In a truly RESTful system, almost all coupling between client and server is reduced to the media types they exchange.

Signs Your API is not RESTful

The existence of any of these attributes indicates that a Web API is not RESTful:

  • published URI templates, e.g., /courses/{id}/students
  • serving 'application/xml' or 'application/json' media types
  • documentation that doesn't focus on media types

Examples

The problem with the REST architectural style is that so few examples exist. Abstract concepts without examples usually don't gain much traction.

For one example of an API that comes very close to what a RESTful application should look like, check out the Sun Cloud API.

The Chemcaster Web API

Chemcaster is a cheminformatics Web services platform that enables the creation of chemistry-focused Web applications without the need to install or maintain cheminformatics software. It offers resources for the most important cheminformatics capabilities including compound registration, structure imaging, and exact- and substructure search.

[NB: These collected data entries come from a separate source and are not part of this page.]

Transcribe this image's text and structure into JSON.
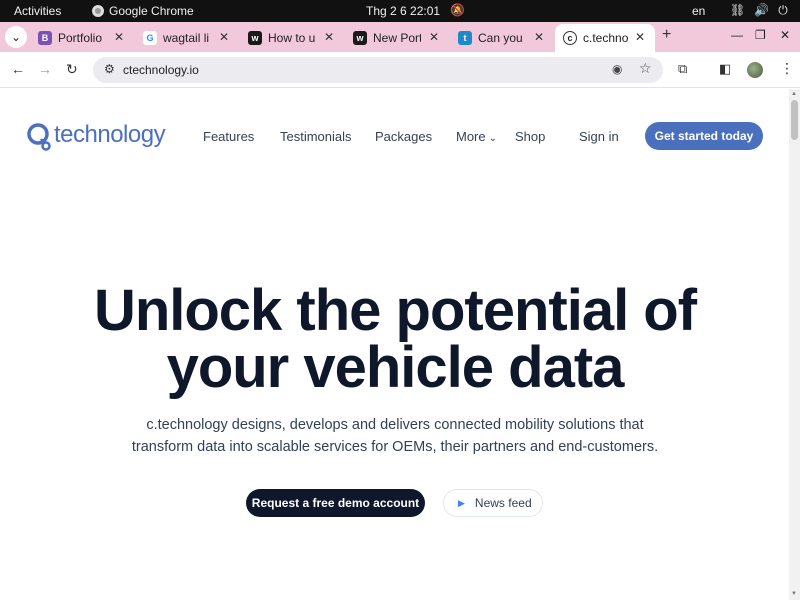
{
  "system": {
    "activities": "Activities",
    "app_name": "Google Chrome",
    "clock": "Thg 2 6  22:01",
    "lang": "en"
  },
  "browser": {
    "tabs": [
      {
        "label": "Portfolio",
        "favicon": "B",
        "favicon_color": "#7952b3"
      },
      {
        "label": "wagtail li",
        "favicon": "G",
        "favicon_color": "#4285f4"
      },
      {
        "label": "How to u",
        "favicon": "w",
        "favicon_color": "#1a1a1a"
      },
      {
        "label": "New Port",
        "favicon": "w",
        "favicon_color": "#1a1a1a"
      },
      {
        "label": "Can you f",
        "favicon": "t",
        "favicon_color": "#1e88c8"
      },
      {
        "label": "c.techno",
        "favicon": "c",
        "favicon_color": "#ffffff",
        "active": true
      }
    ],
    "url": "ctechnology.io"
  },
  "site": {
    "logo_text": "technology",
    "nav": {
      "features": "Features",
      "testimonials": "Testimonials",
      "packages": "Packages",
      "more": "More",
      "shop": "Shop",
      "sign_in": "Sign in",
      "cta": "Get started today"
    },
    "hero": {
      "title_line1": "Unlock the potential of",
      "title_line2": "your vehicle data",
      "desc_line1": "c.technology designs, develops and delivers connected mobility solutions that",
      "desc_line2": "transform data into scalable services for OEMs, their partners and end-customers.",
      "demo_button": "Request a free demo account",
      "news_button": "News feed"
    }
  },
  "colors": {
    "brand_blue": "#4a6fbd",
    "hero_text": "#0f172a",
    "tab_strip": "#f2c9da"
  }
}
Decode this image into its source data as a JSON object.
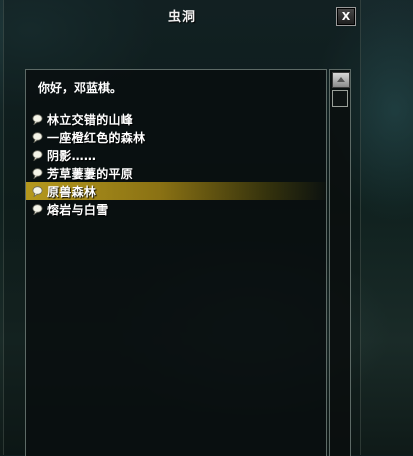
{
  "window": {
    "title": "虫洞",
    "close_label": "X"
  },
  "dialog": {
    "greeting": "你好，邓蓝棋。",
    "options": [
      {
        "label": "林立交错的山峰",
        "icon": "speech-bubble-icon",
        "selected": false
      },
      {
        "label": "一座橙红色的森林",
        "icon": "speech-bubble-icon",
        "selected": false
      },
      {
        "label": "阴影……",
        "icon": "speech-bubble-icon",
        "selected": false
      },
      {
        "label": "芳草萋萋的平原",
        "icon": "speech-bubble-icon",
        "selected": false
      },
      {
        "label": "原兽森林",
        "icon": "speech-bubble-icon",
        "selected": true
      },
      {
        "label": "熔岩与白雪",
        "icon": "speech-bubble-icon",
        "selected": false
      }
    ]
  },
  "colors": {
    "highlight": "#bea01e",
    "text": "#ffffff",
    "panel_border": "#5d6a66"
  }
}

The current Web API, although making use of many concepts from REST, does not implement the HATEOAS constraint, and so is not RESTful.

In particular, notice the tight coupling this API promotes: a change to any of the URIs implemented by the server through renaming, a change of resource primary id, or a change in protocol (e.g., https->http) may result in clients that no longer work with the service.

Also notice that there's no obvious way to deal with such problems as results pagination or API versioning.

We're currently working on a new, RESTful API that's completely hypertext-driven. A Ruby Chemcaster client is also under development and will be released as open source.

Although still early days, it's already clear that the new Chemcaster API will enable much more evolution of the service without affecting existing client code. Work so far also suggests that given the right set of low-level tools, clients (and servers) for this kind of hypertext-driven API can be developed very efficiently.

Conclusions

The importance of automated agents such as instruments and systems that interact with them in science will only increase over time. Effective communication among these systems and the people using them is essential to realizing the biggest return on investment. REST offers a powerful approach to the problem of keeping scientific informatics systems and automated agents working together while the underlying components evolve.